Briefly, on alternative sources of fluoride, to which the hon. Member for Bournemouth, West (Mr. Butterfill) referred, among the other options for improving oral health is the adding of fluoride to selected foods. Both milk and salt have been tried, but their effect is not universal; nor is it as effective as fluoridating water because of personal preference and compliance. Adding fluoride to school milk has been shown to have beneficial effects throughout all social classes, but the problem is essentially one of compliance and consent.

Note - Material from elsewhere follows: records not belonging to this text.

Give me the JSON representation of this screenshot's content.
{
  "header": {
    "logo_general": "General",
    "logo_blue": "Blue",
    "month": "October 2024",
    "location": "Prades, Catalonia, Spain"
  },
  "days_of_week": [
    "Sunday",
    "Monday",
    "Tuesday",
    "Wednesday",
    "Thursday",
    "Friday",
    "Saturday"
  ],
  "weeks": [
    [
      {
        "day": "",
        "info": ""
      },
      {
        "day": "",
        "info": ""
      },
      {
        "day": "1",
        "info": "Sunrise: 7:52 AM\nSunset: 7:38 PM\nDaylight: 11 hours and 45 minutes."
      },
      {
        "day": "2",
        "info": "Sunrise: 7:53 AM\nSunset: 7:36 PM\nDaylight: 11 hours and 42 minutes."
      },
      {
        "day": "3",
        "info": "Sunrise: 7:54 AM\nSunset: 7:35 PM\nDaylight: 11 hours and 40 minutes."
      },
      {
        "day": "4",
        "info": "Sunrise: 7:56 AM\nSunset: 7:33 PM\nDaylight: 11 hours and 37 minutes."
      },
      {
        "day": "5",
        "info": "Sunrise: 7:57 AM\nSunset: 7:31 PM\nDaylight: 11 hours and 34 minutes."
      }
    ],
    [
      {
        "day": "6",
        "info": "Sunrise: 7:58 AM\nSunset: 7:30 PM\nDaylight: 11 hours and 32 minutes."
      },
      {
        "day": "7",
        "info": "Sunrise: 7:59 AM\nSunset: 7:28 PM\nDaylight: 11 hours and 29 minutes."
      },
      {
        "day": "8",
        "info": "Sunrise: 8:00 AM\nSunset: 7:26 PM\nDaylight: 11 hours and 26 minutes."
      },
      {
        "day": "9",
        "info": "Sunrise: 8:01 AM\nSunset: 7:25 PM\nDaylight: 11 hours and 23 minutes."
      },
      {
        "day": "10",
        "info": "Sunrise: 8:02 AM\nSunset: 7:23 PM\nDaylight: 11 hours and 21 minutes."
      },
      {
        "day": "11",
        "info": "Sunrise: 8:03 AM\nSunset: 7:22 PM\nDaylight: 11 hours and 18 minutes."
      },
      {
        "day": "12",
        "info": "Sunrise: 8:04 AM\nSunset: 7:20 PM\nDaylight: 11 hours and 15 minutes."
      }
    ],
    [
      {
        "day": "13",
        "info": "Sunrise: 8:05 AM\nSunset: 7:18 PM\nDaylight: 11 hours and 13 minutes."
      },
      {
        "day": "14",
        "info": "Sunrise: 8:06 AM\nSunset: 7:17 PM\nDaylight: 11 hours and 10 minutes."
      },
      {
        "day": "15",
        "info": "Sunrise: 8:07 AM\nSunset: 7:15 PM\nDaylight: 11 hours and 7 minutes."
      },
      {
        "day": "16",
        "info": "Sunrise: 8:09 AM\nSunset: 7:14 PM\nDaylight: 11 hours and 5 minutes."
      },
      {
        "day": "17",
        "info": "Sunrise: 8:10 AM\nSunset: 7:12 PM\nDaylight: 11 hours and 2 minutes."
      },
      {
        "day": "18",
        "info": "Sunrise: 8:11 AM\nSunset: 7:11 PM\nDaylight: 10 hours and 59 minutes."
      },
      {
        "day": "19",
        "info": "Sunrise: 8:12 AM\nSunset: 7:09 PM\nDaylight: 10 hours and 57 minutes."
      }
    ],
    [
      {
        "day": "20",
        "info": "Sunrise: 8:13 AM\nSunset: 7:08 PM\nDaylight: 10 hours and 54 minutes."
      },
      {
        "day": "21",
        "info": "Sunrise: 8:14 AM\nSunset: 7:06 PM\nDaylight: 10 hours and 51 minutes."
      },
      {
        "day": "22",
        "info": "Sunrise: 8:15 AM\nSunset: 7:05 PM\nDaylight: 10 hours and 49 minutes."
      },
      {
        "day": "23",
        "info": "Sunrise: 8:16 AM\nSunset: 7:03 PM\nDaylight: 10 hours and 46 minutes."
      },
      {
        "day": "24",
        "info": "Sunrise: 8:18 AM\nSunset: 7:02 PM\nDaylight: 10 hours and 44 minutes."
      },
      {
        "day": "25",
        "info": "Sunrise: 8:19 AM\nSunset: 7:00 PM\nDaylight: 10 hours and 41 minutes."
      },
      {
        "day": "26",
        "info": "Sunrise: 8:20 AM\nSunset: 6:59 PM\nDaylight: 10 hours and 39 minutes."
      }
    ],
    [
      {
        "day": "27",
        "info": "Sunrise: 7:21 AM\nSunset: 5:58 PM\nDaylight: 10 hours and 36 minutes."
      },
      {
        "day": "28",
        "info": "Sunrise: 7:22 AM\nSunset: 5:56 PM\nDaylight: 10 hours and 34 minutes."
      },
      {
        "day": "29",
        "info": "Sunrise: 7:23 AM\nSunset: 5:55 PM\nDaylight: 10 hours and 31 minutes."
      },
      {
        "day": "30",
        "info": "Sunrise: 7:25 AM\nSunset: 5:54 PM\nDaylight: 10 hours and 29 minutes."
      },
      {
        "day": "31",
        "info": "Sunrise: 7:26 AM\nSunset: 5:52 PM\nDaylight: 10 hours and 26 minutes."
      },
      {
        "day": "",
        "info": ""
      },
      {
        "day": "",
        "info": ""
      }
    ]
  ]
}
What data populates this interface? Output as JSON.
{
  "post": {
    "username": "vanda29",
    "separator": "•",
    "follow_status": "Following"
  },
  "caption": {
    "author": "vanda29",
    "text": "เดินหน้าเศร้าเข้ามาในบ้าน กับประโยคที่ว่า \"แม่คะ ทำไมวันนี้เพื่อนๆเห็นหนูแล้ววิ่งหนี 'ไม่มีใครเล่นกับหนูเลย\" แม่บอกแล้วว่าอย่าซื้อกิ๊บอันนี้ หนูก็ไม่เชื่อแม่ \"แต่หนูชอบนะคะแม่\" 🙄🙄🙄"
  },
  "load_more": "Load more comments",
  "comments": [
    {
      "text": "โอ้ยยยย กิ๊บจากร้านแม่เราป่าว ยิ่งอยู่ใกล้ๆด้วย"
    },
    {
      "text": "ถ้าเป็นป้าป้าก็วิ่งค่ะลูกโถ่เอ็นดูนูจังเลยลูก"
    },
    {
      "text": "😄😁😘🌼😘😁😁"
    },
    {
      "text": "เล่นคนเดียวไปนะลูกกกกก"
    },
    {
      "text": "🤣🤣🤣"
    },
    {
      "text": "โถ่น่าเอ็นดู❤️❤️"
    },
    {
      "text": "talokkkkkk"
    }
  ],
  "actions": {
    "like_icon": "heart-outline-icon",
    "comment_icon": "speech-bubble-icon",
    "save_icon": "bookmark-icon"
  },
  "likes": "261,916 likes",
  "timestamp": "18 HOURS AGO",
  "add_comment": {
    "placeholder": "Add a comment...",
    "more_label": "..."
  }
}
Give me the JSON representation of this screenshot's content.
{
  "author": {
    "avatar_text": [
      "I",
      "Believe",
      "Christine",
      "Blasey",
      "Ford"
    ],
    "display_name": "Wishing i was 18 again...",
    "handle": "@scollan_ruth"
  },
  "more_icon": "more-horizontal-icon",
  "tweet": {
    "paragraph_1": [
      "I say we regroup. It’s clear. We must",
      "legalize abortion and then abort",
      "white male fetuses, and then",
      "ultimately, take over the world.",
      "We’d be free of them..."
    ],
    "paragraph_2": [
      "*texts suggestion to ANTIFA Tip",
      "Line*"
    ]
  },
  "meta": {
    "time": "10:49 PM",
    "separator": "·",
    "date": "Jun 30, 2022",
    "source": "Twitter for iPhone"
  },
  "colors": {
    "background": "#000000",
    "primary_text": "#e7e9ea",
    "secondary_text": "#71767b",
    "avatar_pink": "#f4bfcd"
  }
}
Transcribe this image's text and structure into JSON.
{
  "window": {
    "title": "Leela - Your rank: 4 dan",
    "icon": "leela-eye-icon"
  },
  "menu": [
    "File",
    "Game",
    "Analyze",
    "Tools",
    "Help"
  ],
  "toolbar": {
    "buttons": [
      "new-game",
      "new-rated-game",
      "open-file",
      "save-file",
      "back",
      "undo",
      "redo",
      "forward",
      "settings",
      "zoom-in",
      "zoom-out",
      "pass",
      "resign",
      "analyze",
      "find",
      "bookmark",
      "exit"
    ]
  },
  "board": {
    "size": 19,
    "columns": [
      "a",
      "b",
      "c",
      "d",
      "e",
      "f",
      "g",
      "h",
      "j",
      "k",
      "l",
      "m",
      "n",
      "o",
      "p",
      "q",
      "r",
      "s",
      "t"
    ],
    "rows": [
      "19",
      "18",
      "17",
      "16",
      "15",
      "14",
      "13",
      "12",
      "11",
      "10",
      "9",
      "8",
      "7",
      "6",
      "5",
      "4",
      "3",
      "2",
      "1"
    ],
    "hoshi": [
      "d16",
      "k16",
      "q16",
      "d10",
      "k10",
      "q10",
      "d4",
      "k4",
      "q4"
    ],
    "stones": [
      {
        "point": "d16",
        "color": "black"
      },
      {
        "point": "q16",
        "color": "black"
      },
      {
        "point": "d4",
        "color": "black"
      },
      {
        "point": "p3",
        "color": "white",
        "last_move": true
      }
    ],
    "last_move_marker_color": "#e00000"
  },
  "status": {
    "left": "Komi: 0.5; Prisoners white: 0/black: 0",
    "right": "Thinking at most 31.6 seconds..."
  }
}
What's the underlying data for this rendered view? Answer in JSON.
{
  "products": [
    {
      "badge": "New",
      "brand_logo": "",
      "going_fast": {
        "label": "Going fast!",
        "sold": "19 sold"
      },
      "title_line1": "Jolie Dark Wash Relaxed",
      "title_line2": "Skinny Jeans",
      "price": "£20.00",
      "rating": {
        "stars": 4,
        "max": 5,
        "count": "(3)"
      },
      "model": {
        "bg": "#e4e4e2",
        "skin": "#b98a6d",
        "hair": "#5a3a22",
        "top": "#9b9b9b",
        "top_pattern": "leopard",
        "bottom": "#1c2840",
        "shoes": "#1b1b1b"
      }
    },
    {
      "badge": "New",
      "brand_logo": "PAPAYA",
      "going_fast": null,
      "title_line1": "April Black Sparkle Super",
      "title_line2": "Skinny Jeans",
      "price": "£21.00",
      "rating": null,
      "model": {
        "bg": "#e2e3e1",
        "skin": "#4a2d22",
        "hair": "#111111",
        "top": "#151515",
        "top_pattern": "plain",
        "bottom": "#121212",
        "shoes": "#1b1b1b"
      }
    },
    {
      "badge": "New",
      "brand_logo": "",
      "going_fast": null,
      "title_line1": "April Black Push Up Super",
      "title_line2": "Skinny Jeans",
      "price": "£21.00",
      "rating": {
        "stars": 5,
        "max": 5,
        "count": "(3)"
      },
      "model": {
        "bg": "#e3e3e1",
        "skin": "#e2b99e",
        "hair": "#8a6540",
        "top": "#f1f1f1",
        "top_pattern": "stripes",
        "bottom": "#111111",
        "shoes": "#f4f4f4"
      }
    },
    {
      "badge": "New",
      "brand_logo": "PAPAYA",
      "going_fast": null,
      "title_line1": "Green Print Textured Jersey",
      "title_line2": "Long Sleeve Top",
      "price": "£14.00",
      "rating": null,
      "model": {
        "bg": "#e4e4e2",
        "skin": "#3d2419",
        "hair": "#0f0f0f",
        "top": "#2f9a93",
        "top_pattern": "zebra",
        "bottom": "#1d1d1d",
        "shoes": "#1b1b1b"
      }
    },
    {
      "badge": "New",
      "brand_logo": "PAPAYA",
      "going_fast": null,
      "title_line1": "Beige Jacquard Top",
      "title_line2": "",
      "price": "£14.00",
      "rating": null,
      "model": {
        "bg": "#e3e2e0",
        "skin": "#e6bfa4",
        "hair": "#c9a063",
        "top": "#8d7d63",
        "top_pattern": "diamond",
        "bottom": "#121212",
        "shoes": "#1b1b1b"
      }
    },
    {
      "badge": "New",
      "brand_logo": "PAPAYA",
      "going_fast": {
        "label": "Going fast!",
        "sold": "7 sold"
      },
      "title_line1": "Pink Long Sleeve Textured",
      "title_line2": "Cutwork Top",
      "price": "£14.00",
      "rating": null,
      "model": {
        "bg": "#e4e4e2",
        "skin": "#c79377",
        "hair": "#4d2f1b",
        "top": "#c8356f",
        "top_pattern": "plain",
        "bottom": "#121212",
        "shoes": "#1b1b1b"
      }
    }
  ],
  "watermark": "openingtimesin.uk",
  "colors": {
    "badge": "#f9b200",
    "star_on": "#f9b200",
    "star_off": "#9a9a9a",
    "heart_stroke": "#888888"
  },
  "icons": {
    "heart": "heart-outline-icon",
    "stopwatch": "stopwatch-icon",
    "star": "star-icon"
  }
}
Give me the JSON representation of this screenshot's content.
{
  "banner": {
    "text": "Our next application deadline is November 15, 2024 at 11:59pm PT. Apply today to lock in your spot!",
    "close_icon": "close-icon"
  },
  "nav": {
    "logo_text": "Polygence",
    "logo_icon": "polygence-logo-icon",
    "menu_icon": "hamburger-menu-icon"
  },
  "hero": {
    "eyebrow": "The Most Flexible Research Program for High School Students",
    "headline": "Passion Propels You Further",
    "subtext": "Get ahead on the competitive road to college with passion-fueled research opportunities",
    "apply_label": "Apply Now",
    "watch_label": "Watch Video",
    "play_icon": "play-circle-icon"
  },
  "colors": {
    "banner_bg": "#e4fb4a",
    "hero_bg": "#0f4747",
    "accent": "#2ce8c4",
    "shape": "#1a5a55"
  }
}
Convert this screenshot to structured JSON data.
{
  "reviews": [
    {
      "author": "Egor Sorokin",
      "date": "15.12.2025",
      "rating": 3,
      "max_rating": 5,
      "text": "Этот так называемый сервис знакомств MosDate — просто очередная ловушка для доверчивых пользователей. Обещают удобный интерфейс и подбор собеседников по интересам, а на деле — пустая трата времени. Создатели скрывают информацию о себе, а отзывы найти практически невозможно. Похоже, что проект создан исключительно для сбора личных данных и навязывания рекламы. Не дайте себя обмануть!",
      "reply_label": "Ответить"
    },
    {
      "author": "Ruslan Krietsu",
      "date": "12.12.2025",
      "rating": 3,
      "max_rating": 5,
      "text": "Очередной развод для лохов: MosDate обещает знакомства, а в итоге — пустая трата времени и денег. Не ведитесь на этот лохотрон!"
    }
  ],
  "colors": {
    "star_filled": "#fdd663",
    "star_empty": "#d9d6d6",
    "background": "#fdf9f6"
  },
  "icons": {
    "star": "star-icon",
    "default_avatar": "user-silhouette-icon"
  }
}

To sum up, the present situation is a mess. The public health benefits of fluoridation are clear. The overwhelming evidence is that fluoridation of water is safe and effective. Recent opinion surveys have shown that more than two thirds of the public are in support, but, as I willingly acknowledged, there are those who hold alternative views. Doing nothing is not an option. The fluoridation programme is at a complete impasse. We cannot allow decisions on the principle of introducing a fluoridation scheme to be taken by a body that is accountable to its shareholders rather than its local population. That is why our public health White Paper, when it is published in the autumn, will draw on the extensive range of views offered during extensive consultation. The White Paper will set out the Government's intended framework for a way forward on fluoridation that will be recognised as workable, fair and taking account of the wide measure of public support for that practical policy to tackle inequality in oral health.

It being before Two o'clock, the motion for the Adjournment of the House lapsed, without Question put.

Sitting suspended, pursuant to Standing Order No. 10 (Wednesday sittings), till half-past Two o'clock.